Bisogna però ricordare che l’acqua ossigenata risulta tossica se si supera di tre volte il dosaggio sopra citato, quindi è meno maneggevole rispetto al Fungizone che può essere assunto dai volatili in dosi industriali senza avere controindicazioni (l’amphotericina B è molto tossica se iniettata a dosaggi maggiori di quelli terapeutici ma risulta assolutamente sicura per via orale a causa dello scarsissimo assorbimento intestinale). Entrambe le sostanze hanno un’azione locale uccidendo i megabatteri che riescono a “toccare” quindi quelli localizzati sulla superficie della mucosa gastrica (i soggetti che hanno un’infestazione negli strati profondi della mucosa o addirittura in sede extragastrica avranno un beneficio transitorio dalla somministrazione del Fungizone come dell’acqua ossigenata). Sono poi ipotizzabili trattamenti per lunghi periodi (maggiori dei canonici dieci giorni) per negativizzare parte dei soggetti più gravi grazie al normale esfoliarsi della mucosa che porterebbe in superficie i patogeni più profondi.
L’acqua ossigenata rappresenta un’ulteriore arma per combattere questo parassita: è certo che finchè si avrà il Fungizone a basso costo (per allevatori portati ad eccedere o non in grado di utilizzare un dosaggio predefinito) essa avrà un ruolo secondario negli allevamenti italiani.
E se togliessero anche il Fungizone?
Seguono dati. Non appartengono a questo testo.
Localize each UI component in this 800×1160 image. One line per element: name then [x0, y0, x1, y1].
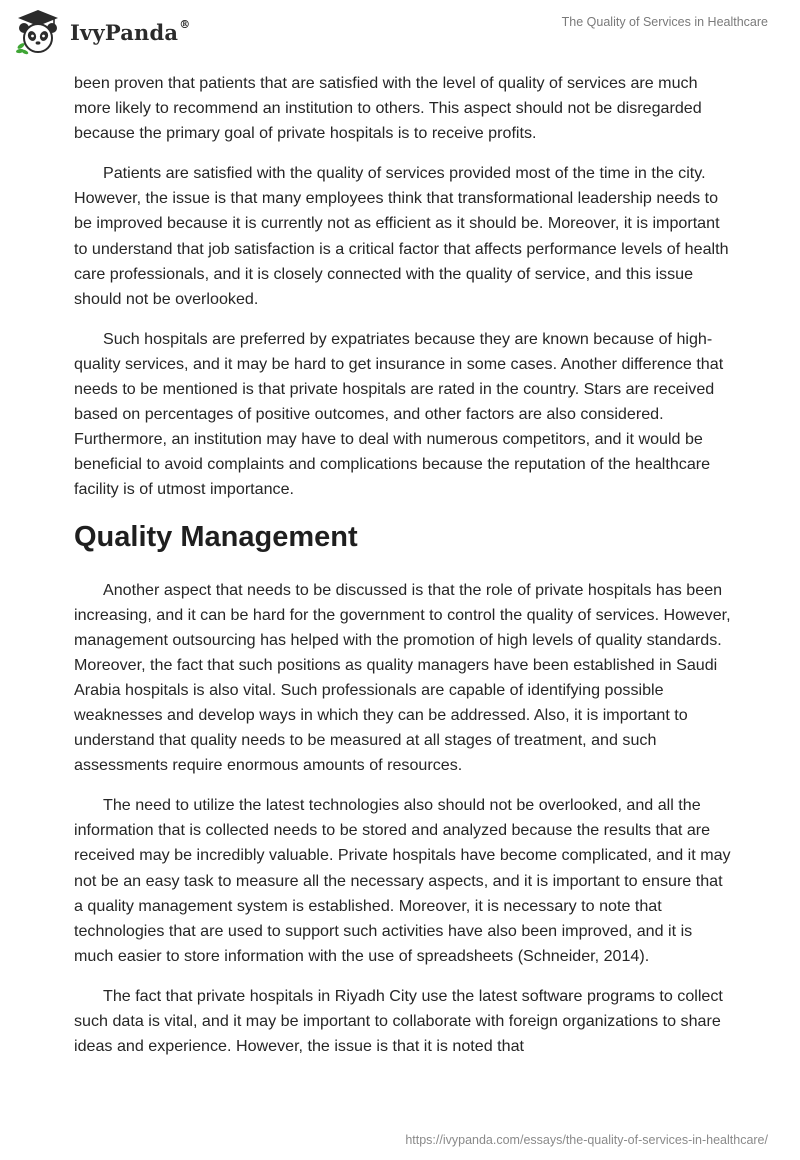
logo-wordmark: IvyPanda®: [70, 17, 191, 45]
registered-mark: ®: [179, 17, 191, 31]
paragraph: The fact that private hospitals in Riyadh City use the latest software programs to collect such data is vital, and it may be important to collaborate with foreign organizations to share ideas and experience. However, the issue is that it is noted that: [74, 986, 723, 1056]
document-title: The Quality of Services in Healthcare: [561, 15, 768, 29]
paragraph: been proven that patients that are satisfied with the level of quality of services are much more likely to recommend an institution to others. This aspect should not be disregarded because the primary goal of private hospitals is to receive profits.: [74, 74, 702, 143]
section-heading: Quality Management: [74, 520, 358, 553]
paragraph: Such hospitals are preferred by expatriates because they are known because of high-quality services, and it may be hard to get insurance in some cases. Another difference that needs to be mentioned is that private hospitals are rated in the country. Stars are received based on percentages of positive outcomes, and other factors are also considered. Furthermore, an institution may have to deal with numerous competitors, and it would be beneficial to avoid complaints and complications because the reputation of the healthcare facility is of utmost importance.: [74, 329, 724, 499]
paragraph: The need to utilize the latest technologies also should not be overlooked, and all the information that is collected needs to be stored and analyzed because the results that are received may be incredibly valuable. Private hospitals have become complicated, and it may not be an easy task to measure all the necessary aspects, and it is important to ensure that a quality management system is established. Moreover, it is necessary to note that technologies that are used to support such activities have also been improved, and it is much easier to store information with the use of spreadsheets (Schneider, 2014).: [74, 796, 731, 965]
panda-logo-icon: [14, 8, 62, 56]
page-header: [0, 0, 800, 60]
source-url: https://ivypanda.com/essays/the-quality-of-services-in-healthcare/: [405, 1133, 768, 1147]
paragraph: Patients are satisfied with the quality of services provided most of the time in the city. However, the issue is that many employees think that transformational leadership needs to be improved because it is currently not as efficient as it should be. Moreover, it is important to understand that job satisfaction is a critical factor that affects performance levels of health care professionals, and it is closely connected with the quality of service, and this issue should not be overlooked.: [74, 164, 729, 308]
paragraph: Another aspect that needs to be discussed is that the role of private hospitals has been increasing, and it can be hard for the government to control the quality of services. However, management outsourcing has helped with the promotion of high levels of quality standards. Moreover, the fact that such positions as quality managers have been established in Saudi Arabia hospitals is also vital. Such professionals are capable of identifying possible weaknesses and develop ways in which they can be addressed. Also, it is important to understand that quality needs to be measured at all stages of treatment, and such assessments require enormous amounts of resources.: [74, 580, 731, 775]
essay-body: [74, 71, 734, 1074]
ivypanda-logo-link[interactable]: [14, 8, 190, 56]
Se comparissero ceppi di megabatteri resistenti all’amphotericina? Se qualcuno iniziasse a comminare sanzioni per chi lo detiene non essendo registrato in Italia? Credo che questa scoperta debba essere accolta come qualcosa di positivo (ricordo ai detrattori che io non vendo acqua ossigenata, qualcuno magari lo può pensare)visto che dopo anni di studi e sperimentazioni finanziate privatamente , è stata messa a disposizione di tutti coloro che amano questo hobby “gratuitamente”. La passione per l’ornitologia mi sprona ad affrontare sempre nuove sfide, animate dalla passione per la ricerca. Constatare che anni di lavoro vengano messi in secondo piano a seguito discussioni prive di riscontri oggettivi lascia “l’amaro in bocca”.
Per rispondere ad alcuni ricordo che:
• Gran parte degli allevatori non sanno se è presente o meno il megabattere perché non sono seguiti da un veterinario aviare, da qui i “trattamenti precova”;
• il perossido di idrogeno è ad uso esterno ma ad i dosaggi da me indicati non provoca danno all’animale mentre “brucia” il megabattere;
• il “microbioma” è da rispettare ma se l’alternativa è morire di proventricolite esso deve essere messo in secondo piano, (è circa la distanza che passa tra un cancro ed un’unghia incarnita) visto che comunque nella pratica clinica i soggetti si rimettono anche senza i batteri anaerobici. D’altra parte se fossero questi ultimi così indispensabili gli antibiotici sarebbero stati messi al bando da parecchi decenni.
• Il megabattere è un organismo che è simile ad Alien, vive a ph 2 (ambiente molto acido), in assenza di ossigeno, ed è un patogeno primario in grado di procurare danni enormi allo stomaco dei volatili . Se è presente deve essere rimosso il prima possibile: la dieta varia, l’omeopatia, le foglioline verdi ed i frutti di bosco, la tisana della nonna, o prodotti che dopo alcuni mesi forse lo contrastano devono lasciare il posto a qualcosa di più concretamente efficacie.